Numerous studies have reported successful outcomes of TKA performed for isolated anterior compartment arthritis. Moreover, these cases showed good mid-term results in up to 90 percent of the patients. A retrospective study which compared outcomes of patients undergoing PFA or TKA at a mean 2.5-year follow-up found similar pain scores but PFA group faired significantly better on activity scores. However, quality comparisons of PFA to other treatments like TKA for isolated patellofemoral arthritis have still not been reported as of now. Just one randomized control trial is currently under progress evaluating PFA when compared to TKA within this scenario & is still expected to report results. Another recent meta-analysis compared complications with PFA & TKA operations for isolated patellofemoral arthritis.

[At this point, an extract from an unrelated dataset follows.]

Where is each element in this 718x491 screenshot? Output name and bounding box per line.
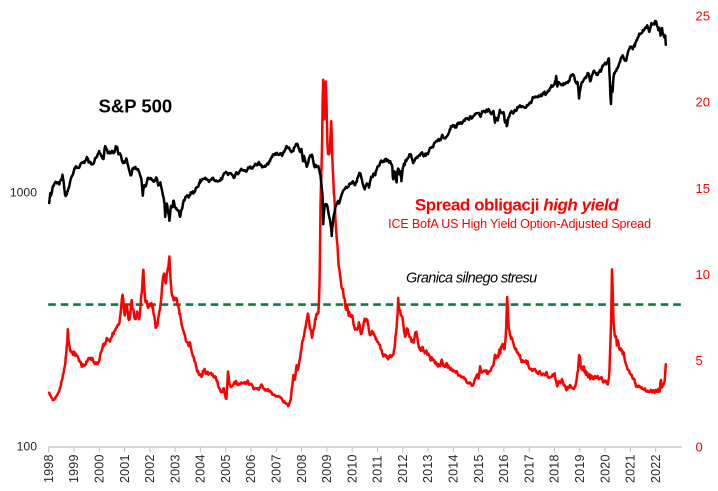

These researchers found an eight-fold higher possibility of revision & reoperation for all PFA cases when compared with TKA. However, when second-generation onlay-style prostheses were compared to TKA, no significant differences were found in pain, revision, reoperation, or in mechanical complications, indicating significant effects of implant design. Moreover, on sub-group analysis, first-generation inlay-style prostheses were found to have more than four-times higher rates of significant complications when compared with second-generation prostheses & which were likely biasing overall results. All these data generally indicate that the latest onlay-style PFA & TKA most likely have similar rates of complications within the assessed patient population.
Significant failure rates along with patellar tracking complications which earlier plagued inlay-style PFA designs have now been effectively minimized with the new generation of onlay-style PFA prostheses. PFA outcomes therefore can now be optimized with proper attention to the following factors.
Minimizing risk of patellar instability with onlay-style of PFAs has in fact enhanced mid-term & long-term results. This now only leaves progressive tibiofemoral arthritis as a primary failure mechanism for PFA patients & that too beyond 10 – 15 years of time.